13 HEALTH ADVISORY COMMITTEE
(1) Where community resources make this possible, it is recommended that each school should establish its own Health Advisory Committee as a committee of the governing body. Where the establishment of such committee is not possible, the school may draw on expertise available at provincial, regional or sub-regional level within the education and health systems.
(2) Where it is possible to establish a Health Advisory Committee, the Committee should -
(a) be set up by the governing body and should consist of school educators and other staff, representatives of the parents of learners at the school, representatives of the learners, and representatives from the medical or health care professions;
(b) elect its own chairperson who should preferably be a person with knowledge in the field of health care;
(c) advise the governing body on all HIV/AIDS-related matters and especially what is considered to be a medically recognised significant health risk in connection with HIV;
(d) be responsible for developing, approving and adopting a school level policy on HIV/AIDS and review it from time to time, especially as new scientific knowledge about HIV becomes available; and
(e) be consulted on the provisions relating to the prevention of HIV transmission in the Code of Conduct.
14 IMPLEMENTATION
(1) The Member of the Executive Council shall be responsible for the implementation of this policy.

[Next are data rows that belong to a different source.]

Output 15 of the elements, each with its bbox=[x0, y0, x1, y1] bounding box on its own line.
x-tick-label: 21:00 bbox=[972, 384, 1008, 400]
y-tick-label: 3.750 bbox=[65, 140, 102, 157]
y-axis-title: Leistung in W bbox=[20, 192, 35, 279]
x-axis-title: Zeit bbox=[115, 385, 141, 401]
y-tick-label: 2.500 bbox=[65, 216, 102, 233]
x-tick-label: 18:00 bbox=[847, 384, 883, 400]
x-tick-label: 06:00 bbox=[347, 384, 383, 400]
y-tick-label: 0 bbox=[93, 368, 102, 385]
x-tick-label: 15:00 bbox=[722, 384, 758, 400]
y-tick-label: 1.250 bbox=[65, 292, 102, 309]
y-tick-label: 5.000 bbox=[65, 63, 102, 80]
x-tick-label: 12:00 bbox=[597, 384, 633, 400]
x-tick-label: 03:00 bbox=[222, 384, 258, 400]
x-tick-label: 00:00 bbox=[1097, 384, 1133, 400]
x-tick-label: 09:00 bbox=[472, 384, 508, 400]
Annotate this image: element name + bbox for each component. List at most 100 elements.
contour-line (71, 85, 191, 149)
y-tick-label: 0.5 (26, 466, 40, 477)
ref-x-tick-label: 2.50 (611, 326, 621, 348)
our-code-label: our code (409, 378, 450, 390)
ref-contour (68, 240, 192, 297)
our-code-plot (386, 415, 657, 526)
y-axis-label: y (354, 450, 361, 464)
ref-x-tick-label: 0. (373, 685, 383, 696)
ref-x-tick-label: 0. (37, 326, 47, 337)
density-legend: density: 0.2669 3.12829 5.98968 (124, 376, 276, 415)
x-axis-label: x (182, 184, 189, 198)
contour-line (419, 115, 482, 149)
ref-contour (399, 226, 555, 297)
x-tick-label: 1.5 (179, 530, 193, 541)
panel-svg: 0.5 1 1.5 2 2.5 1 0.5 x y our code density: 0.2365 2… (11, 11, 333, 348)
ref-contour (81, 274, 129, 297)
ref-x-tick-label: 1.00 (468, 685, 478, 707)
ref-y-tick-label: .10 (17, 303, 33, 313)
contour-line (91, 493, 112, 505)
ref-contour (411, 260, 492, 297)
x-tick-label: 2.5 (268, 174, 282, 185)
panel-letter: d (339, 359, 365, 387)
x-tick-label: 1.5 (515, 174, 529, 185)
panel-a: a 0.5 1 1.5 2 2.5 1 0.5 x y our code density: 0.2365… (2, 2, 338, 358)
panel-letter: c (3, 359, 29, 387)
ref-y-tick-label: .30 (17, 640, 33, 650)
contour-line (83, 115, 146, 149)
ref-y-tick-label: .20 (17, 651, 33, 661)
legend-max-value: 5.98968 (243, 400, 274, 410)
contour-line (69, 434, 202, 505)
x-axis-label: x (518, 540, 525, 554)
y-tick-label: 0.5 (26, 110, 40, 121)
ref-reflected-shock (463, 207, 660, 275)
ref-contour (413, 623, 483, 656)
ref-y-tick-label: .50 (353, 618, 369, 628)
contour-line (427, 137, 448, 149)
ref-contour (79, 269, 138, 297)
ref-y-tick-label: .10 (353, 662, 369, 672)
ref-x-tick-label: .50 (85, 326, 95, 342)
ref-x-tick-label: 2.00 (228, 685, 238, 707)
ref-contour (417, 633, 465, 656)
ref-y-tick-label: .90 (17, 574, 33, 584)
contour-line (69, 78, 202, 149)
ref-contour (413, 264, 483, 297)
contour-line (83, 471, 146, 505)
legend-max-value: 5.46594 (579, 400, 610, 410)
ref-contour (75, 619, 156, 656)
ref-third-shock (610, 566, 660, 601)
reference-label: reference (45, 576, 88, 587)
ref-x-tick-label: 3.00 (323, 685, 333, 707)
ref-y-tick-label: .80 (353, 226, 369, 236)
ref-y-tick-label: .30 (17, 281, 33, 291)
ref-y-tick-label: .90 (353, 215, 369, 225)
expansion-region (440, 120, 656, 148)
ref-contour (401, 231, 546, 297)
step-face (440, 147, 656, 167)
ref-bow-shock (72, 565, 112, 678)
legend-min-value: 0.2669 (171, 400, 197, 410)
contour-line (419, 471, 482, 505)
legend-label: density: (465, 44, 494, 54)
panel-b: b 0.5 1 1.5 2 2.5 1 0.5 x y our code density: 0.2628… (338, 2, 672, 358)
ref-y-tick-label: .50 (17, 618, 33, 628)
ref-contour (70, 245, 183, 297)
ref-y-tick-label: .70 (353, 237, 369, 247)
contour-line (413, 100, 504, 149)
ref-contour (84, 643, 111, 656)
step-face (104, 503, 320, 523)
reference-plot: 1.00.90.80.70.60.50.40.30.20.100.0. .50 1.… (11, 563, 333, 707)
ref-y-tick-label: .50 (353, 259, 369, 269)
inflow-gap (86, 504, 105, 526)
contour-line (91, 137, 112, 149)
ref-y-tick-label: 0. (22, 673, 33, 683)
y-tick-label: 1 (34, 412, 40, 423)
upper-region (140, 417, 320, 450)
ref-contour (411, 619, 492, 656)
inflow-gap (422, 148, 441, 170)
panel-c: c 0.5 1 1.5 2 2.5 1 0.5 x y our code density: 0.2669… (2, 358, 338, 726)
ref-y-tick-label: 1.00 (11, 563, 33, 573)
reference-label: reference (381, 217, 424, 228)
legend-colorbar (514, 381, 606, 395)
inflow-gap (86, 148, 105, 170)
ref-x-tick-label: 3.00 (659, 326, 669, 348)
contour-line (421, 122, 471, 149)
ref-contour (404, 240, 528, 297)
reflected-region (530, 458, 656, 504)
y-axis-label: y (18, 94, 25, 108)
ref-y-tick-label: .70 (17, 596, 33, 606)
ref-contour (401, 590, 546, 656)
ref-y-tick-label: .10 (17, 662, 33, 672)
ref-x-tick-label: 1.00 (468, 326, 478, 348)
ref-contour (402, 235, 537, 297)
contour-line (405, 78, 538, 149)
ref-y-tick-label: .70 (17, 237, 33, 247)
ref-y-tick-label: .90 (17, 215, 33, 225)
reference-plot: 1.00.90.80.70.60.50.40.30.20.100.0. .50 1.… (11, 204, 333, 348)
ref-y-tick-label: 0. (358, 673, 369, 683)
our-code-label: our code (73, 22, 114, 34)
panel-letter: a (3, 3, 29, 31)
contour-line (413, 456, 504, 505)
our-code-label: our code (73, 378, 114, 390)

(2) The principal, or the head of a hostel, shall be responsible for the practical implementation of this policy at school or residential level, and for maintaining an adequate standard of safety according to this policy.
(3) It is recommended that a governing body should take all reasonable measures within its means to supplement the resources supplied by the state in order to ensure the availability at the school of adequate barriers (even in the form of less sophisticated material) to prevent contact with blood or body fluids.
(4) Strict adherence to universal precautions under all circumstances (including play and sport activities) is advised as the state will be liable for any damage or loss caused as a result of any act or omission in connection with any educational activity conducted by a public school.
15 REGULAR REVIEW
(1) This policy should be reviewed regularly and should be adapted to changed circumstances.
16 APPLICATION
(1) This policy applies to learners in public[588] schools which enrol learners in one or more grades between grade zero and grade twelve.
17 INTERPRETATION
(1) In all instances, this policy should be interpreted to ensure respect for the rights of learners with HIV as well as other learners.
18 WHERE THIS POLICY MAY BE OBTAINED
(1) This policy may be obtained from The Director-General, Department of Education, Private Bag X895, Pretoria, 0001.
[588] According to sec 1, 12(2) and 12 (3) of the South African Schools Act 1996 (Act No. 84 of 1996) public schools include the following: ordinary public schools; public schools for learners with special education needs; and hostels for the residential accommodation of learners in these schools. According to information supplied by the Department of Education public schools for learners with special education needs include schools for physically disabled children; schools for mentally disabled children; schools for children with behavioural deviations (clinic schools); residential institutions for severe and profound types of "special needs"; hospital schools; and schools of industry, reform schools and places of safety for learners who have found themselves in trouble with the law or are in need of protection.